25 Kasım 2022 Cuma

The Menu: Yemek Değil Deneyim

Yönetmen Mark Mylod'un The Menu filmi, gurme yemek dünyasının çok spesifik bir elitizmini hicvettiği, kara-komedi ve gerilim karışımı bir film. Günümüzde de giderek popülerleşen ve lezzetin, afiyetin öneminden ziyade deneyimin öne çıktığı mekanlara duyulan ilgiye sert bir eleştiri. Ben gibi deneyim düşmanlarının da bazı duygularıma tercüman olan bu filmin tabi ki parlayan yıldızı Ralph Fiennes. Hawthorne adasındaki çok pahalı bir restorana konuk oluyoruz şimdi, buyrun içeri.


Film, efsane olmuş ve kişi 1250 dolar gibi fahiş bir fiyata sahip tadım menüsü için şef Slowik'in (Ralph Fiennes) restoranına giden küçük bir grubun feribot yolculuğuyla başlıyor. Bu 12 kişilik grubun içinde gurme uzmanı sanan Tyler (Nicholas Hoult) ve onun son dakika randevusu olan Margot (Anna Taylor-Joy) var. Diğer müşteriler arasında eski bir aktör, teknoloji uzmanı, zengin yaşlı bir çift ve bir yemek eleştirmeni bulunuyor. 

Şef Slowik sakin ve saplantılı şekilde kontrolcü biri. Her tadım öncesinde büyük bir alkış bekliyor. Onun sadık aşçıları da ,ya da askerleri demeliyim sanırım, her talebine "Evet, Şef" diye yanıt veriyor. En önemli olanı Elsa (Hong Chau), şefinin her ihtiyacını karşılarken, bir yandan da müşterileri sessizce yargılamaya devam ederek restoranın atmosferini korumaya katkı sağlıyor. Ancak bu kadar askeri nizamın olduğu yerde askerleşmemek elde değil. Başlangıçta düşünceli ve kişiye özgü sunulan hizmet, çok geçmeden şiddetli bir tona bürünüyor. 

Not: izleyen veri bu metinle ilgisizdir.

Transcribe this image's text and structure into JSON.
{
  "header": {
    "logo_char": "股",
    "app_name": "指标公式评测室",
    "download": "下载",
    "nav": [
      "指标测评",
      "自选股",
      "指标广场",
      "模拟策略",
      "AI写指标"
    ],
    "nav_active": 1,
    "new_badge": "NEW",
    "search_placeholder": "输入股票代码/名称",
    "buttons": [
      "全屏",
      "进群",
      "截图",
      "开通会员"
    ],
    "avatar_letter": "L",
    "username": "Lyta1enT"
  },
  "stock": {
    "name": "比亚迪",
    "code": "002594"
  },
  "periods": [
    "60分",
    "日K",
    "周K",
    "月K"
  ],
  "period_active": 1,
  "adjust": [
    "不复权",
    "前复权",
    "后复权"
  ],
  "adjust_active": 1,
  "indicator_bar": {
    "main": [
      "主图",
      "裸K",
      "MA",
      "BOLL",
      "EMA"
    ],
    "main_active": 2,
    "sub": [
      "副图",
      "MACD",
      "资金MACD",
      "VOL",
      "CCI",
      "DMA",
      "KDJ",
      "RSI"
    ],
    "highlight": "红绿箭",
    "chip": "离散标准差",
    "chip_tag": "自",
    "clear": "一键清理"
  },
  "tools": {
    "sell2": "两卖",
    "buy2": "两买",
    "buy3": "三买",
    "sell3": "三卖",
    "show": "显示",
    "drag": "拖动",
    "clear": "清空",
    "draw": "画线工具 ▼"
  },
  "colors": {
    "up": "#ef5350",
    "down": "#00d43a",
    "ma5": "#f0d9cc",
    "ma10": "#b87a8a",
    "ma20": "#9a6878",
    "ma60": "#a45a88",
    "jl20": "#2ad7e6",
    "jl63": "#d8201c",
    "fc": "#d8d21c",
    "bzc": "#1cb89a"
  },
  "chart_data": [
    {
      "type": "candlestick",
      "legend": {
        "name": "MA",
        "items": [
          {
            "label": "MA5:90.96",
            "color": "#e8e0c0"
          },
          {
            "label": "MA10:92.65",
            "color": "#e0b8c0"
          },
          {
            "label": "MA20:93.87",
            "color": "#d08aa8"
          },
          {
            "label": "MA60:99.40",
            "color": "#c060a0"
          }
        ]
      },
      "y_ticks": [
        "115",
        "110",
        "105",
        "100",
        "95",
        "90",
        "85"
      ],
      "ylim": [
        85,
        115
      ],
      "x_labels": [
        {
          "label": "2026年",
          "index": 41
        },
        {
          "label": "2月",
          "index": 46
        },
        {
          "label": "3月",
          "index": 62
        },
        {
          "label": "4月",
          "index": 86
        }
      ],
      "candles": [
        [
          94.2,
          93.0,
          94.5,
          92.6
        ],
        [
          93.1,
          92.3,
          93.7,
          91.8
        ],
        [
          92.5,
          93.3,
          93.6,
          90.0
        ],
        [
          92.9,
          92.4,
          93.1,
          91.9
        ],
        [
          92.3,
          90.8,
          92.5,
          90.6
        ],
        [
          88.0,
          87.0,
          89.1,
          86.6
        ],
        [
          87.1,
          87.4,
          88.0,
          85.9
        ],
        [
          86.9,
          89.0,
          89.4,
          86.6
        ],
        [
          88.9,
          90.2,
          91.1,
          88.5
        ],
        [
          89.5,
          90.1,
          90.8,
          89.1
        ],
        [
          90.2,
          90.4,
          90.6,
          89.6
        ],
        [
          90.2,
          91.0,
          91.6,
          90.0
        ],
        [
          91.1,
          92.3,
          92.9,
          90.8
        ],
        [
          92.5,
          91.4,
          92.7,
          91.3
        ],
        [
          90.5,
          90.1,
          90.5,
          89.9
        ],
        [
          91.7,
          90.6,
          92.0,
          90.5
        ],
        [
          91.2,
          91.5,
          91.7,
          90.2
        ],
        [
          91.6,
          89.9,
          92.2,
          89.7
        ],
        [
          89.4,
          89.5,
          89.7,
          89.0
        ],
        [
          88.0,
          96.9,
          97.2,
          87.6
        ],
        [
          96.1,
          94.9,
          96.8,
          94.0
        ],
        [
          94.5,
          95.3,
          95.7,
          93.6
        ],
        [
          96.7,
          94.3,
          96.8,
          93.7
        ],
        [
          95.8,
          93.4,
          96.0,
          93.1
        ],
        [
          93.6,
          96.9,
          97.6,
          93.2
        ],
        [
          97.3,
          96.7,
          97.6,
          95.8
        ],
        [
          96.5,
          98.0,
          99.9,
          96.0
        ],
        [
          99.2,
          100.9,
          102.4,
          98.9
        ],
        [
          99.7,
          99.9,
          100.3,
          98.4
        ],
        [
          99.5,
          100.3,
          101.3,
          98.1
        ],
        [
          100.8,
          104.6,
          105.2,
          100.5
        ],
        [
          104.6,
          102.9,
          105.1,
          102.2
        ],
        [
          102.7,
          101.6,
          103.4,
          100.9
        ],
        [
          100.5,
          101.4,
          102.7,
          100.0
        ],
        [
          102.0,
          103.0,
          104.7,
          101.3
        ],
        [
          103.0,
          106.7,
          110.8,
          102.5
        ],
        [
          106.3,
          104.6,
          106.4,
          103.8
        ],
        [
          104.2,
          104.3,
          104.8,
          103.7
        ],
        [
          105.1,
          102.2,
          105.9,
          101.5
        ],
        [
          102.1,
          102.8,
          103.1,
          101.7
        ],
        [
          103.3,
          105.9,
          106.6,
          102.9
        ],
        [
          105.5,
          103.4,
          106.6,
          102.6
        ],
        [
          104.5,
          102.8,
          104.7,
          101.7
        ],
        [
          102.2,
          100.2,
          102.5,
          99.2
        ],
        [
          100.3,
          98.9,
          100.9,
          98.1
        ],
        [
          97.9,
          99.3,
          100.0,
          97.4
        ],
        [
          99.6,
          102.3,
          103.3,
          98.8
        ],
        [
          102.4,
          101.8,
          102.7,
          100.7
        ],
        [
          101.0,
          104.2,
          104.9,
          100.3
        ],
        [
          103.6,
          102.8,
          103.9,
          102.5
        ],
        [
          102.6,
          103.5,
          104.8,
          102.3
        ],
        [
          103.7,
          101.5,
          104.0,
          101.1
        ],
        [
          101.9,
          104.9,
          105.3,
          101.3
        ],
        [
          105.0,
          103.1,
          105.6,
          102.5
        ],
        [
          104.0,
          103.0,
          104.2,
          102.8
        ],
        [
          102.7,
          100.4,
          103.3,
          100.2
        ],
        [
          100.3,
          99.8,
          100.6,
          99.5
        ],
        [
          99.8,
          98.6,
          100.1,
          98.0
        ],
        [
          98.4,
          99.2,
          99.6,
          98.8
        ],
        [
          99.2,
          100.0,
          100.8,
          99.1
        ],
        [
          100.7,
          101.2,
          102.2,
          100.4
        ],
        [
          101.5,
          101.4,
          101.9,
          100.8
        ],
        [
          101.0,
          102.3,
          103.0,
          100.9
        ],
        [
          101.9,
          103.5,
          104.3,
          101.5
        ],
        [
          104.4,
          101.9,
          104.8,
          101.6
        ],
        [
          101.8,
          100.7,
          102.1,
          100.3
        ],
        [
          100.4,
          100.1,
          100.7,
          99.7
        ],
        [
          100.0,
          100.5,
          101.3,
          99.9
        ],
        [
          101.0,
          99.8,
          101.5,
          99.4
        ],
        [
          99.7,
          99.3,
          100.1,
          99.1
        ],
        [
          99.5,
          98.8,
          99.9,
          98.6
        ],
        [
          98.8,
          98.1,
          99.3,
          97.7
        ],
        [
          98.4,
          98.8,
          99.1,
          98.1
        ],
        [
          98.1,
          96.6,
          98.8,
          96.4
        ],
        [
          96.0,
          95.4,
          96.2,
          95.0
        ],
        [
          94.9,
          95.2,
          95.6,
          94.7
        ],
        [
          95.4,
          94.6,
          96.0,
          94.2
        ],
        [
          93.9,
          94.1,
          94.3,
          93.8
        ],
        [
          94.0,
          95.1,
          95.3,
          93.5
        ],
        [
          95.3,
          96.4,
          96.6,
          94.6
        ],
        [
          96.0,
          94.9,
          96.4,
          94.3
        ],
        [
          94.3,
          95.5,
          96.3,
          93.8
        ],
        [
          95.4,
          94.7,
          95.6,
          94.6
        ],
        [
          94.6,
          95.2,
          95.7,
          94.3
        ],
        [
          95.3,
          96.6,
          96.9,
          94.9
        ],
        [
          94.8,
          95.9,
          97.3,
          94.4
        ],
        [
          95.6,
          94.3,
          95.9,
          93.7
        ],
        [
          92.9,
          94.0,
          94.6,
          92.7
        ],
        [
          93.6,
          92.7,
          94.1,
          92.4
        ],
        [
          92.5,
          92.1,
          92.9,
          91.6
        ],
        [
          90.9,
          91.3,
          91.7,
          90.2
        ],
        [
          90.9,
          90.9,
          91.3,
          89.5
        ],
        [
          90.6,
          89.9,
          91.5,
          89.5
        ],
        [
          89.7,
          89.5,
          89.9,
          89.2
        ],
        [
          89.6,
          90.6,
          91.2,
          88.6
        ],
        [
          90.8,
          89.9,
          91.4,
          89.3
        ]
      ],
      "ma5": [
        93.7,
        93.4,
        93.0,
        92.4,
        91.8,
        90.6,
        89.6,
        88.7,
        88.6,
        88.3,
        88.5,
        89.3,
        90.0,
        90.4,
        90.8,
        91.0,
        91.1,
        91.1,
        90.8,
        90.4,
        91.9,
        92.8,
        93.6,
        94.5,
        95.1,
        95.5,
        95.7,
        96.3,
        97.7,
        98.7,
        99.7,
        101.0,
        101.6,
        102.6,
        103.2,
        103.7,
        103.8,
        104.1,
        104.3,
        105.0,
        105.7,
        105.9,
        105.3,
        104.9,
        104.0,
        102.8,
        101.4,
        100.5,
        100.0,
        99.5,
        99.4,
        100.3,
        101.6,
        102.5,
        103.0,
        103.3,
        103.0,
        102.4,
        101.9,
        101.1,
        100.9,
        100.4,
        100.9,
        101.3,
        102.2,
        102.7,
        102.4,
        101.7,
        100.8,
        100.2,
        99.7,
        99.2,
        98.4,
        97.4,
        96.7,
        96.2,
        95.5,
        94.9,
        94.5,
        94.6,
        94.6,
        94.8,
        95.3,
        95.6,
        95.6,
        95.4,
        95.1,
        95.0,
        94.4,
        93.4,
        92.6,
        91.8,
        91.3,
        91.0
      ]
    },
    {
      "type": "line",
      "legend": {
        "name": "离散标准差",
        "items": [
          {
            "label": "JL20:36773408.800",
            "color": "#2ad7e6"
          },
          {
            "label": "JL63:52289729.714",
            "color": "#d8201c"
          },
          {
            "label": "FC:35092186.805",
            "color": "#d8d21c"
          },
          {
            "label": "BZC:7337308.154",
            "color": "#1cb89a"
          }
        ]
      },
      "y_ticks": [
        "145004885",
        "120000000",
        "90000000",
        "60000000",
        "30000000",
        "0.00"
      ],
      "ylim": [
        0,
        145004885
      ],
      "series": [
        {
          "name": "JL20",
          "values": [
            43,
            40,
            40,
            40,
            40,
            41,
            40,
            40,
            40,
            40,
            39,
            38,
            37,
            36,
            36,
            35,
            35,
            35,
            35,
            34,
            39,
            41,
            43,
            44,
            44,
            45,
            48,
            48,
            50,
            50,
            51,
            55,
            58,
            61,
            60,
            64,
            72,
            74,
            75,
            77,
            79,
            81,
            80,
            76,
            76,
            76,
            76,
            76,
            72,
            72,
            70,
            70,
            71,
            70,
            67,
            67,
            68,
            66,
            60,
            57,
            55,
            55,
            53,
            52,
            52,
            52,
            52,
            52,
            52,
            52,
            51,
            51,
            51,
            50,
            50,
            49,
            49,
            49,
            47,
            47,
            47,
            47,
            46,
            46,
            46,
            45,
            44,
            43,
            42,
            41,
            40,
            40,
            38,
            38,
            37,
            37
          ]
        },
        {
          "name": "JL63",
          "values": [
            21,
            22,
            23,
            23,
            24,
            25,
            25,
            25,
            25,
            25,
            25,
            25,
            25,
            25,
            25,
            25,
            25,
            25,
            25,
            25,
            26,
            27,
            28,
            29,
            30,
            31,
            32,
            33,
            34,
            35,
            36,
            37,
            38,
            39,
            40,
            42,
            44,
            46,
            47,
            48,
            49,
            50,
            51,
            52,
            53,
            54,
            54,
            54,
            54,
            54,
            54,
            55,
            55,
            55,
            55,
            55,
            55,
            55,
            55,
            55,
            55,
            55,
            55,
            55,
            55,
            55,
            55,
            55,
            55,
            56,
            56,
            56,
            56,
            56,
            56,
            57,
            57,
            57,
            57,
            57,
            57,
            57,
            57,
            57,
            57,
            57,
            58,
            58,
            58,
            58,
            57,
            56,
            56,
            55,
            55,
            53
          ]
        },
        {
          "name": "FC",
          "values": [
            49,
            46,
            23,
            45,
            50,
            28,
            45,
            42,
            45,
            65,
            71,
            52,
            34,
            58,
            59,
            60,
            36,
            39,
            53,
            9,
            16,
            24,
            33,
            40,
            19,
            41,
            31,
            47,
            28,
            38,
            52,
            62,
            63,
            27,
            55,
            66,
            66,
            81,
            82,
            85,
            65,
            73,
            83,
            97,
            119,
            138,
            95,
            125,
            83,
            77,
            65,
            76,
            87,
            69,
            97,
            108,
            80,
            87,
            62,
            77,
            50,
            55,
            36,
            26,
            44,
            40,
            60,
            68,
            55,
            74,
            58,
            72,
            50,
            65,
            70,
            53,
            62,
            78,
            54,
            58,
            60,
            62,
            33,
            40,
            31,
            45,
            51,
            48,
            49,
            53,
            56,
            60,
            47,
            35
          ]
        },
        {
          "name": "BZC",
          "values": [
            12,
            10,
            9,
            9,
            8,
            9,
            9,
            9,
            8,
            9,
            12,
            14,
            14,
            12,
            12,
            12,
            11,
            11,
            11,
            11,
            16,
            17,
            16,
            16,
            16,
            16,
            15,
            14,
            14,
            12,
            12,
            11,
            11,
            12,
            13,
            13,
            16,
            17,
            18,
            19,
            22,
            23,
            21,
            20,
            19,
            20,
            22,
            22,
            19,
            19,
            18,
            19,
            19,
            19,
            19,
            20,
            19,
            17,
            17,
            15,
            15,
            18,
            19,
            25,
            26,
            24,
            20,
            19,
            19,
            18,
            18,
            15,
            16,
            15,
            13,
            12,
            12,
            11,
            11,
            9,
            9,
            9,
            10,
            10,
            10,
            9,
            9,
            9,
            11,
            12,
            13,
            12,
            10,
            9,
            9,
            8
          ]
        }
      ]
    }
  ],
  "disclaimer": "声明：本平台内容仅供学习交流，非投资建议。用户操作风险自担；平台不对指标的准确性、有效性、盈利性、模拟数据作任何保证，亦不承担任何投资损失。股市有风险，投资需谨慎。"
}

Film, teknik açıdan da iyi yönetiliyor. Restoran zeminin tepeden çekimleri, şık prodüksiyon tasarımı ve abartısız duran lüksün kalitesi ortamın ruhunu seyirciye iyi aktarıyor. Ancak Nuh'un gemisi gibi çeşitlerle toplatılmış farklı kişiler üzerinden verilmek istenen mesaj çok yavan duruyor. Hikayenin açıklanmasından çok, gelişimi daha merak uyandırıcı olması gerekirken olay örgüsü şaşırtıcı derecede düz bir çizgide ilerliyor. 


The Menu, zengin zevklerini suçlayan diğer filmlerden daha başka bir şeyler söylemiyor bize. Ancak sunduğu gerilim ve yemek deneyimle konusunda gönüllere tercüman olduğu için izlenebilir kıvamda bir film.Yazıya büyük beğeni ile başlayıp sonrasında balonu söndürmem, tıpkı benim bu filme olan duygularım gibi. Ben de yükselerek izlemeye başladığım filmden sönük çıkmıştım. Tek bildiğim, film çıkışında çok acıktığım.